Making the method safe
However, there is still much testing to be done. McHugh’s team has already had to address a number of challenges to get their technique to work. “As a biologist, there were two things that raised red flags,” he says. “One was that these nanoparticles use heavy metals to work the magic of upconversion. And when I think of heavy metals, I think of poison!” To get around this problem, the team made the particles biocompatible by encasing them with a silica coating.
The second challenge was ensuring that the near-infrared light did not cook the rodents’ brains. Since infrared radiation is essentially heat, even low levels of absorption can heat a material. Fortunately, simulations performed by the team revealed that blood absorbs a lot of the infrared light, and so a lot of the heat is quickly circulated away.
New clinical and research possibilities
In the next phase, McHugh points to two areas of research that could benefit. The first is the study of the brain stem. Because the brain stem is very deep and contains many highly sensitive nuclei, any damage can severely affect an animal’s health and behavior.
The other area is studying how the brain develops in infant mice. “Researchers who study development have been behind on this optogenetics bandwagon because they can’t use it—they can’t put a fiber in something so small,” McHugh says. “But I think this will work. I’m pretty optimistic: we’re going to try to use it to do pattern simulation in the brains of one- to two-day-old mice.”

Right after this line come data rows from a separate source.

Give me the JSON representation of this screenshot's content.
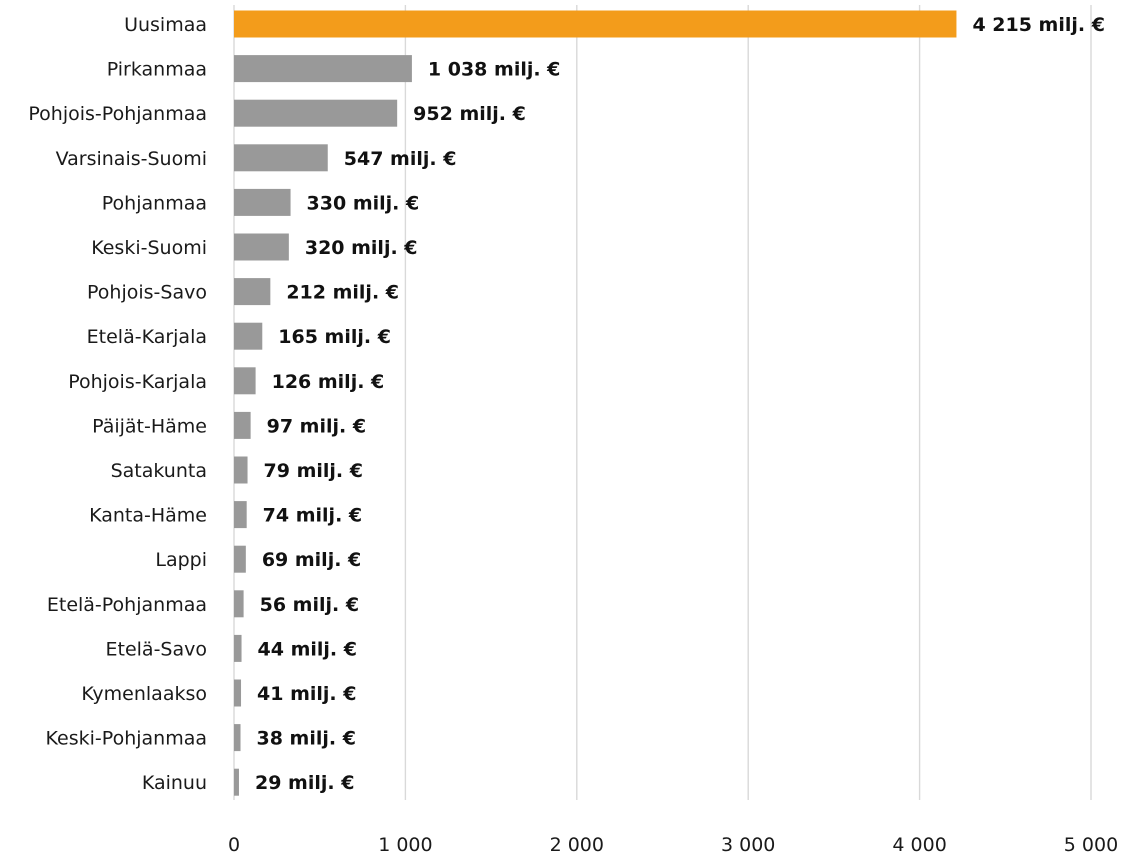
{
  "chart_data": {
    "type": "bar",
    "orientation": "horizontal",
    "categories": [
      "Uusimaa",
      "Pirkanmaa",
      "Pohjois-Pohjanmaa",
      "Varsinais-Suomi",
      "Pohjanmaa",
      "Keski-Suomi",
      "Pohjois-Savo",
      "Etelä-Karjala",
      "Pohjois-Karjala",
      "Päijät-Häme",
      "Satakunta",
      "Kanta-Häme",
      "Lappi",
      "Etelä-Pohjanmaa",
      "Etelä-Savo",
      "Kymenlaakso",
      "Keski-Pohjanmaa",
      "Kainuu"
    ],
    "values": [
      4215,
      1038,
      952,
      547,
      330,
      320,
      212,
      165,
      126,
      97,
      79,
      74,
      69,
      56,
      44,
      41,
      38,
      29
    ],
    "data_labels": [
      "4 215 milj. €",
      "1 038 milj. €",
      "952 milj. €",
      "547 milj. €",
      "330 milj. €",
      "320 milj. €",
      "212 milj. €",
      "165 milj. €",
      "126 milj. €",
      "97 milj. €",
      "79 milj. €",
      "74 milj. €",
      "69 milj. €",
      "56 milj. €",
      "44 milj. €",
      "41 milj. €",
      "38 milj. €",
      "29 milj. €"
    ],
    "xlim": [
      0,
      5000
    ],
    "xticks": [
      0,
      1000,
      2000,
      3000,
      4000,
      5000
    ],
    "xtick_labels": [
      "0",
      "1 000",
      "2 000",
      "3 000",
      "4 000",
      "5 000"
    ],
    "grid": "vertical",
    "colors": {
      "highlight": "#f39c1b",
      "default": "#999999"
    },
    "highlight_category": "Uusimaa"
  }
}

As for use in human patients, Parak and his colleagues suggest that the method might eventually be used to “optically control neuronal dysfunctions, such as Parkinson’s disease or even paralysis.”
McHugh is also optimistic, and says that in the near future it might also find application in treating peripheral nerves for chronic pain.
- 1. Chen, S., Weitemier, A. Z., Zeng, X., He, L., Wang, X., Tao, Y., Huang, A. J. Y., Hashimotodani, Y., Kano, M., Iwasaki, H. et al. Near-infrared deep brain stimulation via upconversion nanoparticle-mediated optogenetics. Science 359, 679−684 (2018). doi: 10.1126/science.aaq1144
About the Researcher
Thomas McHugh majored in molecular and cellular biology at the University of California, Berkeley, before moving to the Massachusetts Institute of Technology (MIT) where he finished a PhD in biology. At MIT, he studied genetics and the physiology of spatial memory with Matt Wilson and Susumu Tonegawa, and continued to study the circuits of hippocampal memory as part of his postdoctoral studies. In 2009, he moved to what is now known as the RIKEN Center for Brain Science to start his own laboratory. His Laboratory for Circuit and Behavioral Physiology at RIKEN takes a multidisciplinary approach to understanding how memories are formed, stored and recalled in the mammalian brain, and how damage from factors such as stress and disease impair these functions.